Tom Hagen deu de ombros e disse:
— Seu Padrinho me falou que da maneira que as coisas estão agora você não tem qualquer possibilidade de ganhar o prêmio.
Johnny ficou zangado.
— Que diabo está você dizendo? O filme ainda nem foi cortado, muito menos exibido. E Don Corleone nem está no negócio do cinema. Por que diabo você voou quase cinco mil quilômetros para me dizer essa bobagem?
Ele ficou tão abalado que quase chorou.
— Johnny, nada sei a respeito de toda essa droga de filme — replicou Hagen gravemente. — Lembre-se, sou apenas um mensageiro de Don Corleone. Mas discutimos todo o seu caso muitas vezes. Ele se preocupa com você, a respeito de seu futuro. Sente que você precisa da ajuda dele e ele quer resolver o seu problema de uma vez para sempre. Esse é o motivo por que estou aqui, para pôr a coisa em ação. Mas você precisa começar a crescer, Johnny. Precisa deixar de pensar em você como cantor ou como artista de cinema. Tem de começar a pensar em você como organizador, como um sujeito forte.

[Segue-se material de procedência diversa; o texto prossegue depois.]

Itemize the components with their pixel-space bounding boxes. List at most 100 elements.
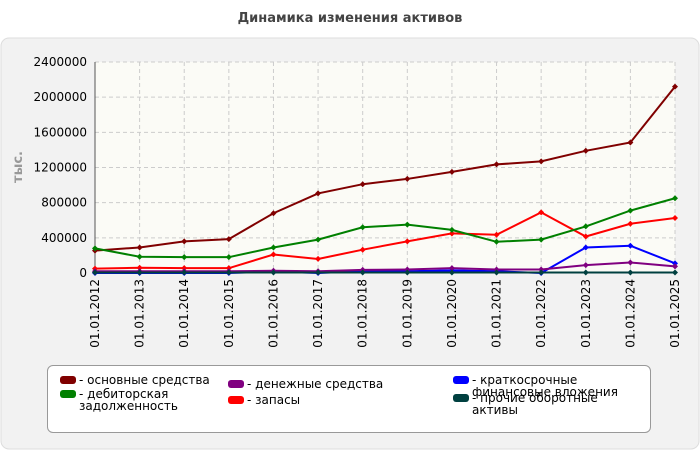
point (136, 269, 143, 276)
point (136, 253, 143, 260)
point (538, 158, 545, 165)
x-tick-label: 01.01.2016 (266, 279, 280, 348)
point (359, 246, 366, 253)
point (181, 238, 188, 245)
point (448, 265, 455, 272)
legend-label: - основные средства (79, 373, 210, 387)
legend-swatch (453, 394, 469, 402)
point (582, 147, 589, 154)
x-tick-label: 01.01.2024 (623, 279, 637, 348)
legend-swatch (228, 380, 244, 388)
point (538, 209, 545, 216)
point (181, 254, 188, 261)
point (672, 269, 678, 276)
point (627, 242, 634, 249)
legend-label: - запасы (247, 393, 301, 407)
point (627, 139, 634, 146)
legend-label: - прочие оборотные активы (472, 391, 598, 417)
x-tick-label: 01.01.2014 (177, 279, 191, 348)
point (404, 221, 411, 228)
x-tick-label: 01.01.2019 (400, 279, 414, 348)
series-line (94, 197, 676, 259)
legend-item: - запасы (228, 394, 448, 406)
point (448, 226, 455, 233)
y-tick-label: 1600000 (34, 125, 87, 139)
point (538, 266, 545, 273)
legend-swatch (60, 376, 76, 384)
point (315, 255, 322, 262)
point (672, 83, 678, 90)
x-tick-label: 01.01.2012 (88, 279, 102, 348)
point (359, 269, 366, 276)
point (270, 269, 277, 276)
y-tick-label: 0 (79, 266, 87, 280)
point (627, 259, 634, 266)
point (582, 262, 589, 269)
chart-title: Динамика изменения активов (238, 11, 463, 26)
point (448, 230, 455, 237)
point (404, 266, 411, 273)
point (92, 269, 98, 276)
series-line (94, 85, 676, 252)
point (270, 244, 277, 251)
point (627, 269, 634, 276)
legend-item: - денежные средства (228, 378, 448, 390)
point (315, 236, 322, 243)
point (136, 244, 143, 251)
point (538, 236, 545, 243)
legend-item: - дебиторская задолженность (60, 388, 230, 412)
x-tick-label: 01.01.2017 (311, 279, 325, 348)
point (493, 269, 500, 276)
point (359, 181, 366, 188)
point (493, 238, 500, 245)
point (315, 269, 322, 276)
point (359, 224, 366, 231)
x-tick-label: 01.01.2015 (222, 279, 236, 348)
legend-item: - прочие оборотные активы (453, 392, 643, 416)
y-tick-label: 2400000 (34, 55, 87, 69)
point (448, 168, 455, 175)
point (493, 231, 500, 238)
point (270, 251, 277, 258)
point (270, 210, 277, 217)
point (627, 220, 634, 227)
point (181, 265, 188, 272)
x-tick-label: 01.01.2022 (534, 279, 548, 348)
point (493, 161, 500, 168)
legend-swatch (228, 396, 244, 404)
legend-label: - дебиторская задолженность (79, 387, 178, 413)
x-tick-label: 01.01.2020 (445, 279, 459, 348)
point (493, 266, 500, 273)
x-tick-label: 01.01.2013 (133, 279, 147, 348)
point (404, 238, 411, 245)
point (404, 269, 411, 276)
point (92, 245, 98, 252)
point (404, 175, 411, 182)
point (582, 233, 589, 240)
series-line (95, 261, 676, 273)
x-tick-label: 01.01.2018 (356, 279, 370, 348)
point (627, 207, 634, 214)
point (672, 195, 678, 202)
x-tick-label: 01.01.2021 (490, 279, 504, 348)
legend-label: - краткосрочные финансовые вложения (472, 373, 618, 399)
point (672, 263, 678, 270)
point (672, 260, 678, 267)
x-tick-label: 01.01.2025 (668, 279, 682, 348)
y-tick-label: 2000000 (34, 90, 87, 104)
legend-label: - денежные средства (247, 377, 384, 391)
point (672, 215, 678, 222)
legend-swatch (60, 390, 76, 398)
point (181, 269, 188, 276)
point (136, 264, 143, 271)
y-tick-label: 1200000 (34, 161, 87, 175)
y-tick-label: 800000 (41, 196, 87, 210)
y-axis-label: тыс. (11, 151, 26, 183)
legend-item: - основные средства (60, 374, 230, 386)
point (225, 265, 232, 272)
point (315, 190, 322, 197)
point (225, 236, 232, 243)
legend-item: - краткосрочные финансовые вложения (453, 374, 643, 398)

Johnny Fontane deu uma gargalhada e encheu o seu copo.
— Se eu não ganhar esse Oscar, serei tão forte como qualquer uma das minhas filhas. Perdi a voz; se eu a recuperasse poderia conseguir muita coisa. Com os diabos! Como é que meu Padrinho sabe que não ganharei o prêmio? Está bem, eu acredito que ele saiba. Ele nunca erra.

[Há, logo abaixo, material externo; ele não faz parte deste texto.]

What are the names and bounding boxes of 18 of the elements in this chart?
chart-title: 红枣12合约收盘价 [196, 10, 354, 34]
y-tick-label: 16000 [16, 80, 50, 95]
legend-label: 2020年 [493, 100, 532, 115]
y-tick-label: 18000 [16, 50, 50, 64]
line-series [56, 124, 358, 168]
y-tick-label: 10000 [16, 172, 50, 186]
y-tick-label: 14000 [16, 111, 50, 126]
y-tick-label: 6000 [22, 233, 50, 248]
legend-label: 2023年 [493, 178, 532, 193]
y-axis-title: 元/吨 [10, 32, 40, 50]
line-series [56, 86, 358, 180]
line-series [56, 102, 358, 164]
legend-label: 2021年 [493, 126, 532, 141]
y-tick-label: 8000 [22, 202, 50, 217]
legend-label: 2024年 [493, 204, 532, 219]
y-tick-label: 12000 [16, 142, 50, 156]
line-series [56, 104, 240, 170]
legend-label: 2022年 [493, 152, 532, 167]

Hagen acendeu uma cigarrilha.
— Fomos informados de que Jack Woltz não vai gastar dinheiro do estúdio para apoiar a sua candidatura. De fato, ele não mandou avisar a todos os votantes que não quer que você vença. Mas recusando dar dinheiro para publicidade e coisas semelhantes, ele conseguirá o seu intento. Está também trabalhando para que outro sujeito obtenha tantos votos da oposição quantos ele puder angariar. Está utilizando toda a sorte de suborno: empregos, dinheiro, mulheres, tudo. E está procurando fazer isso sem prejudicar o filme ou prejudicando o mínimo possível.
Johnny Fontane deu de ombros. Encheu de uísque o seu copo e bebeu-o.
— Então eu estou morto.
Hagen observava-o fazendo um gesto de desagrado com a boca.